Despite the horror stories many associate with owning a used hybrid too, Honda’s hybrid system has however been known to be one of the more reliable units on the market. There are nevertheless some instances of faulty hybrid inverters that could konk out, and that could cost from RM 3,000 to be set right again. As with any hybrid, the CR-Z’s drive batteries also do eventually degrade and die, with a replacement being a roughly RM 6,000 bill when that time comes. 

Moving inside the CR-Z meanwhile, this compact coupe unfortunately didn’t inherit the packaging genius of the Jazz and does suffer a little more on practicality front than one might expect from a Honda product. Due to its drive batteries being stuffed under the boot floor, its titchy 225 litres of cargo capacity for instance is really only good enough for the weekly shopping or weekend getaway and not all that much more. 

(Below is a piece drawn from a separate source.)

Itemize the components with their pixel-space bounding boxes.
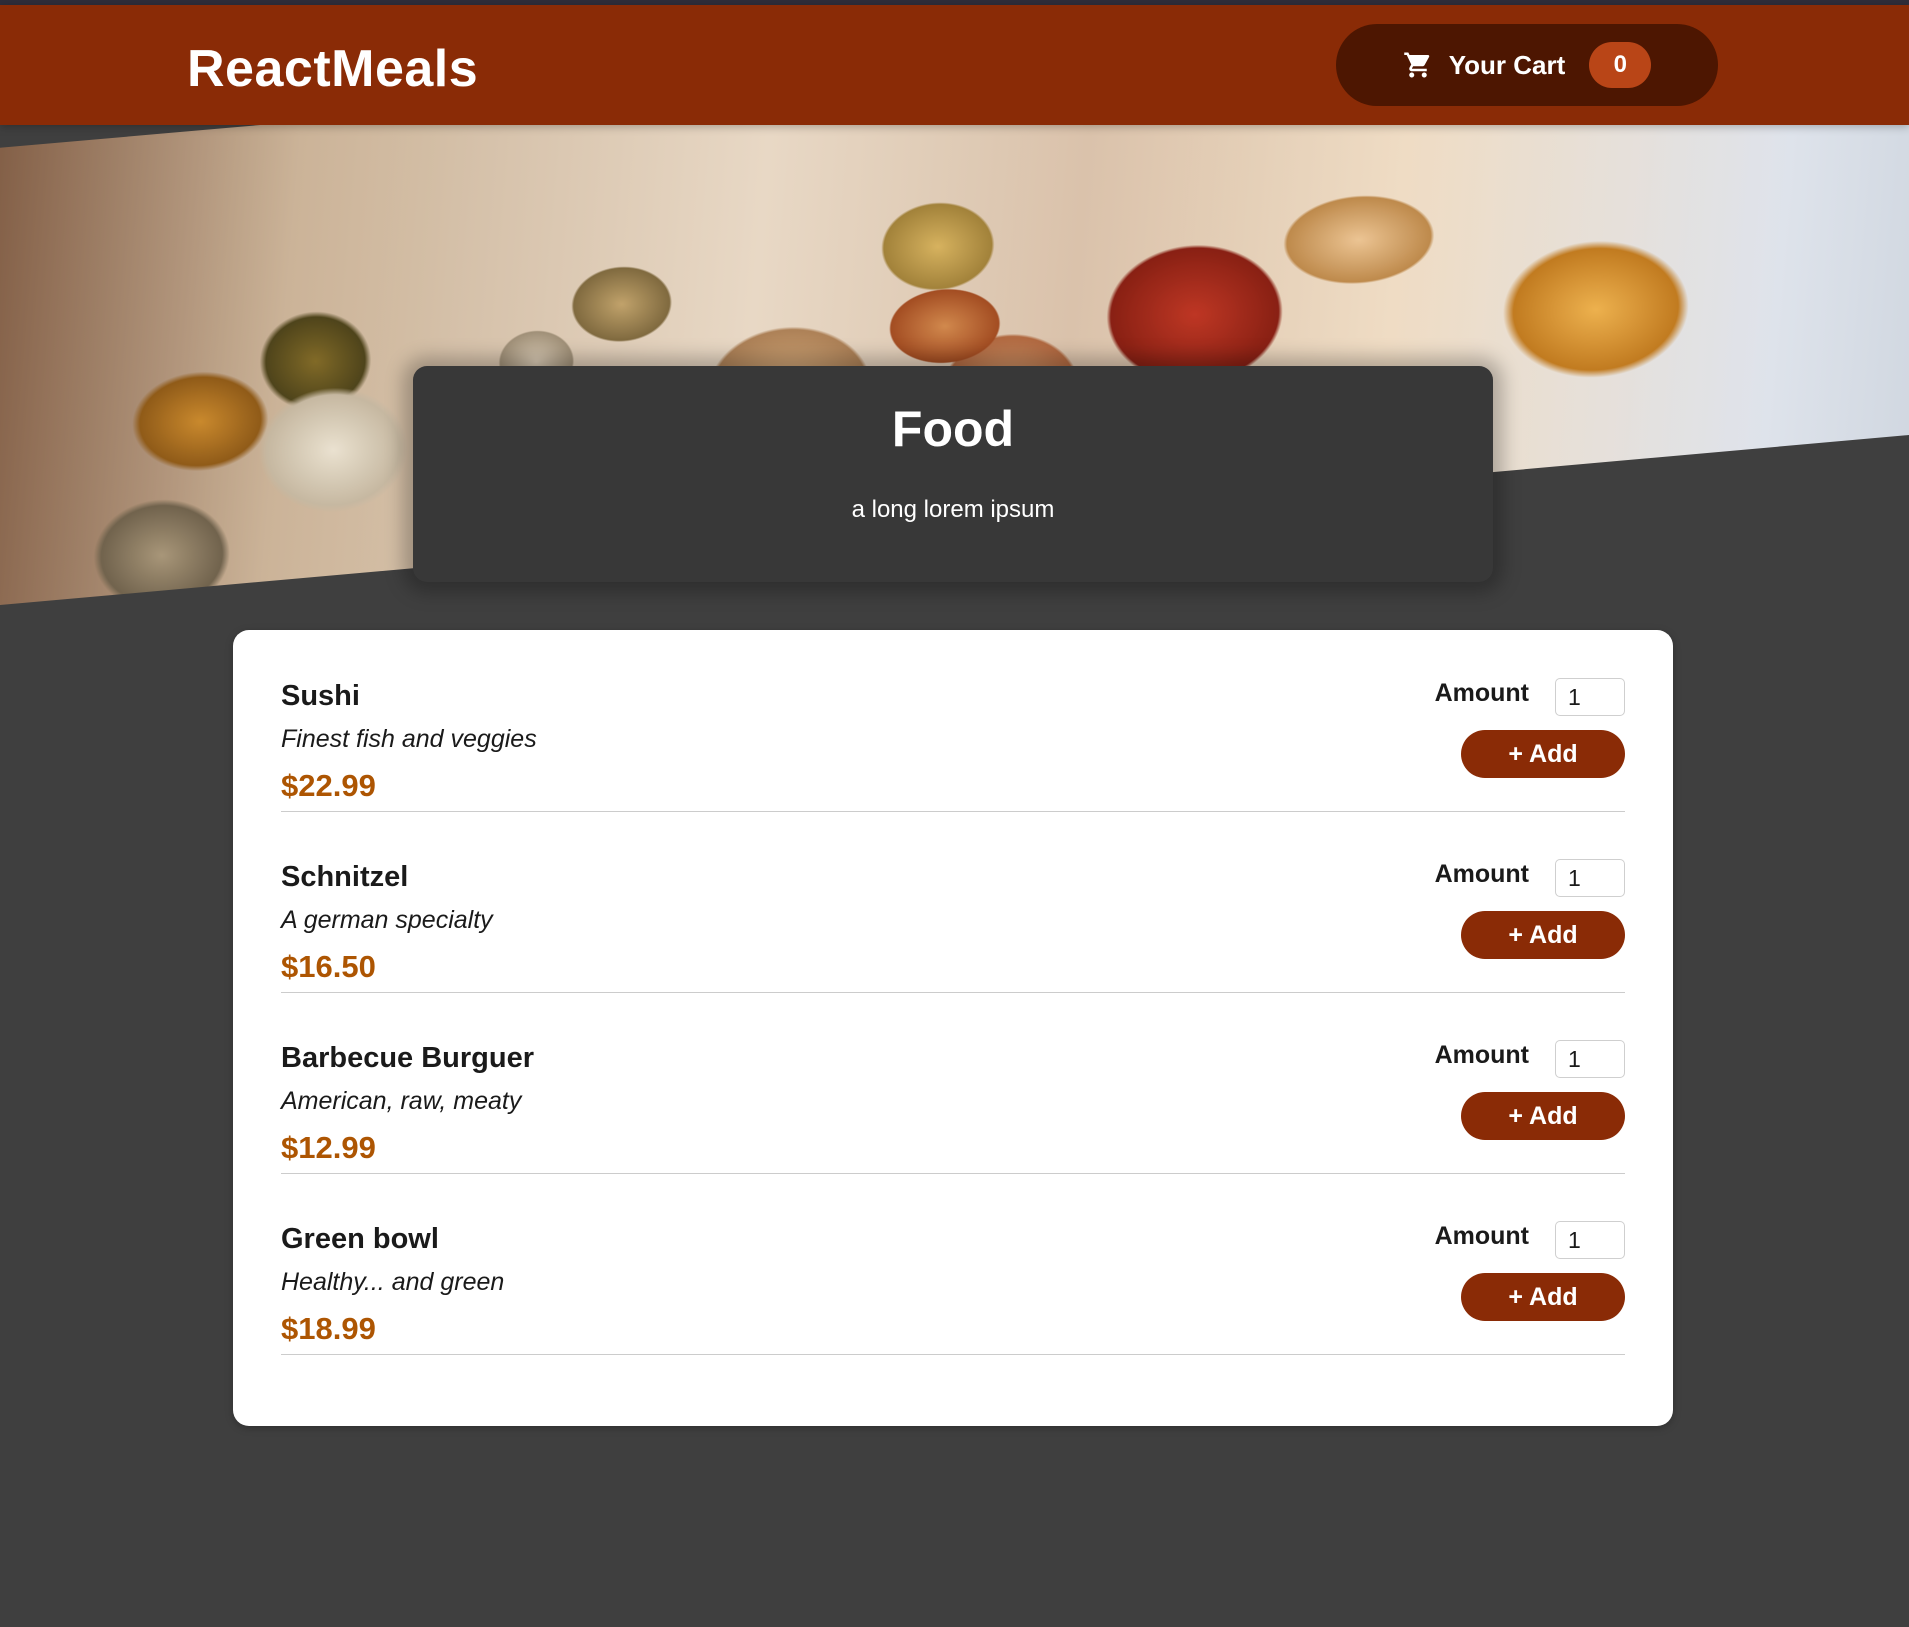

Though even smaller than its shallow boot are its token rear seats, which are probably only suitable for the most flexible and short-legged of bipeds. Folding down the rear seat backs down does however handily expand cargo capacity to a significantly more usable 410 litres, which apparently translates to enough space for for two golf bags.

Things do get much better up front too, with a pair of supportive bucket seats and an adequately premium feeling cabin. A long list of standard equipment was throw in to further reinforce its premium-ness too, with said list including such creature comforts as cruise control, a six-speaker sound system and even a chilled glovebox. 

Priced from RM 40,000 for a pre-facelift example and from RM 50,000 for the post-facelift models, the CR-Z at this price does certainly make a compelling case for itself being an entry-level daily-driver sports car. Sure, it perhaps ain’t no true competitor to the Civic Type R and some might even call it sacrilegious to call this a truly hot Honda, but eco coupe is undoubtably still fun yet frugal and premium yet affordable enough to persuade most auto enthusiasts in saying yes to it over a brand-new but soul-less econobox and perhaps even the cheapo petrolhead’s go-to of a  clapped-out continental chariot. 

And if all that is said above still isn’t convincing enough, just know too then there are still indeed some who work in this trade that runs one of these compact hybrid Honda coupes as their personal car. ‘Nuff said, I think.